I’ve had some realizations about using clay. I’ve used modeling clay before as a child, and I remember enjoying it, making things like meals, plates, animals, and whatever my childish imagination put forth on the clay in my little hands. In recent years, I’ve wanted to join workshops and try it, but I never got to. And so, I just attempted it on my own last December.
Firstly, remember the meaning of terracotta: baked earth?
Ancient terracotta figures were fired in kilns. They were made underneath open fires: clay that was exposed to heat. I liked the metaphor of it all: how the fires purify us and help us take a sturdier shape.
The temperature required is around 1,800 F to 2,400 F. When we convert this to Celsius, it’s 982.22 C to 1,315.56 C. I can’t imagine how hot that must be. My fingers can’t even hold in three seconds a hot ceramic cup containing just-made-coffee.
When we’re taken to the extremes or to our limits, it is when we are tested. There will be pain, there will be suffering, there will be excruciating burns and cuts and cries.
Will we break, or will we come out of the kiln stronger?
“But we have this treasure in jars of clay, to show that the surpassing power belongs to God and not to us. We are afflicted in every way, but not crushed; perplexed, but not driven to despair; persecuted, but not forsaken; struck down, but not destroyed…” (2 Corinthians 4:7-9)
Second, before trying to form what you intend to make, you must massage the clay first – knead it, soften it, so it can be better prepared to be more what it was meant to be. I likened it to our own selves, how the problems we face mold us and help us to be the people we were meant to be. There’s also that word: to be softer.
The world pushes us to be as hard and emotionless as a rock, to be unshakeable, to be jagged, but it is softness and vulnerability that allow us to change, to adapt, for the better. They carry that quiet and transcendental understanding that although we came out of the oven stronger, it doesn’t mean that we’re hard, proud, and stubborn. Strong and hard are two different things.

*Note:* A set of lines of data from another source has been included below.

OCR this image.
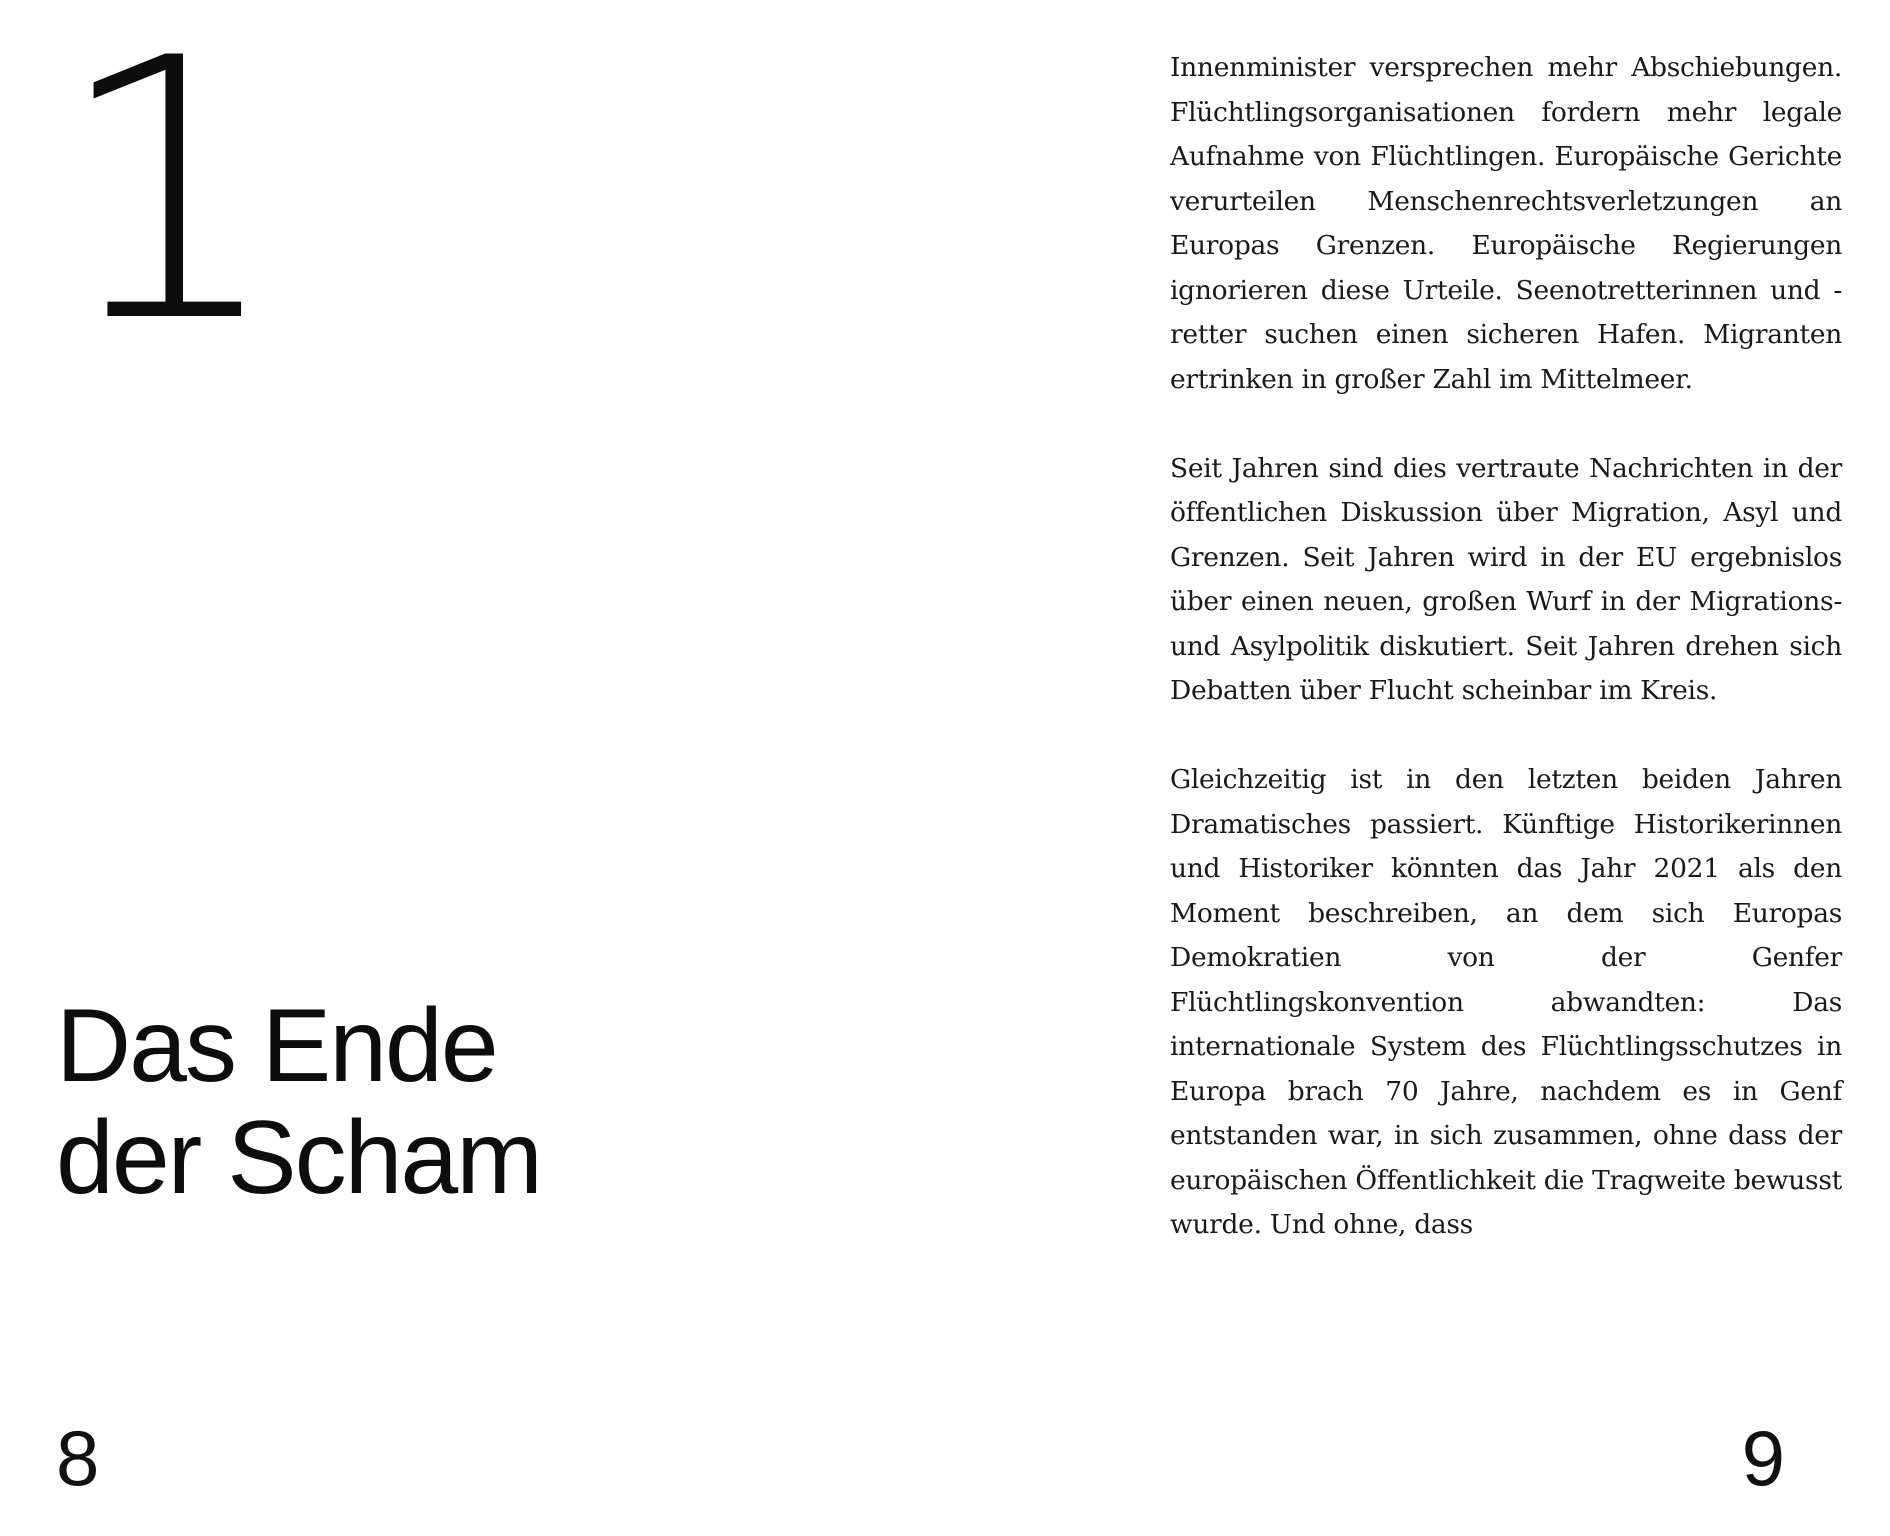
1
Das Ende
der Scham
8

Innenminister versprechen mehr Abschiebungen. Flüchtlingsorganisationen fordern mehr legale Aufnahme von Flüchtlingen. Europäische Gerichte verurteilen Menschenrechtsverletzungen an Europas Grenzen. Europäische Regierungen ignorieren diese Urteile. Seenotretterinnen und -retter suchen einen sicheren Hafen. Migranten ertrinken in großer Zahl im Mittelmeer.

Seit Jahren sind dies vertraute Nachrichten in der öffentlichen Diskussion über Migration, Asyl und Grenzen. Seit Jahren wird in der EU ergebnislos über einen neuen, großen Wurf in der Migrations- und Asylpolitik diskutiert. Seit Jahren drehen sich Debatten über Flucht scheinbar im Kreis.

Gleichzeitig ist in den letzten beiden Jahren Dramatisches passiert. Künftige Historikerinnen und Historiker könnten das Jahr 2021 als den Moment beschreiben, an dem sich Europas Demokratien von der Genfer Flüchtlingskonvention abwandten: Das internationale System des Flüchtlingsschutzes in Europa brach 70 Jahre, nachdem es in Genf entstanden war, in sich zusammen, ohne dass der europäischen Öffentlichkeit die Tragweite bewusst wurde. Und ohne, dass

9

We can’t really transform when we’re a rigid square. It is only when we’re like clay, we’re like earth, that we can become.
Lastly, when you create a sculpture, no matter how small or large, you get a little protective over it, as if it were a child – your own child.
When checking the dragonfly I made, I held its body tenderly and moved it in the light to see it better, but I did it all so carefully, fearing that its wings would break, and I’d terribly hate to accidentally break a dragonfly’s wings, even if it were just made of clay.
I’ve put effort, intention, love, and time into making them. I would never do anything brashly or handle them carelessly.
I am no potter.
But my heart lifts whenever my Dad calls me Arlipotter (You know where that came from).
Just for this past moment, in the last days of 2019, I let myself be a student, or rather, a child, who held clay for the first time. I felt free with no inhibitions, with my dirty hands forming clay creatures from red earth.
We shouldn’t be so caught up in being the ‘best,’ in putting talent and hard work on a pedestal and worshiping them and forgetting about the joy, laughter, and freedom that making art gives. I get sad sometimes when I compare what I’ve done with others, and I would feel guilty when I’m resting because there’s that tiny imagined voice of society saying that I should be working on something.
But then… I am reminded of the importance of just being, compared to the modern pace of things of doing, doing, doing.
“The only art we can create is that which authentically reflects who we are. Our soul is the material for all we create. Thus, to nurture the artisan soul, essence is far more important than talent.” (The Artisan Soul, Erwin McManus)
This is what art is supposed to be:
To be free for every person to experience.
To learn from.
To seek refuge and healing in.
To simply enjoy.
To delight in its beauty.
To embrace what you created in all their imperfections.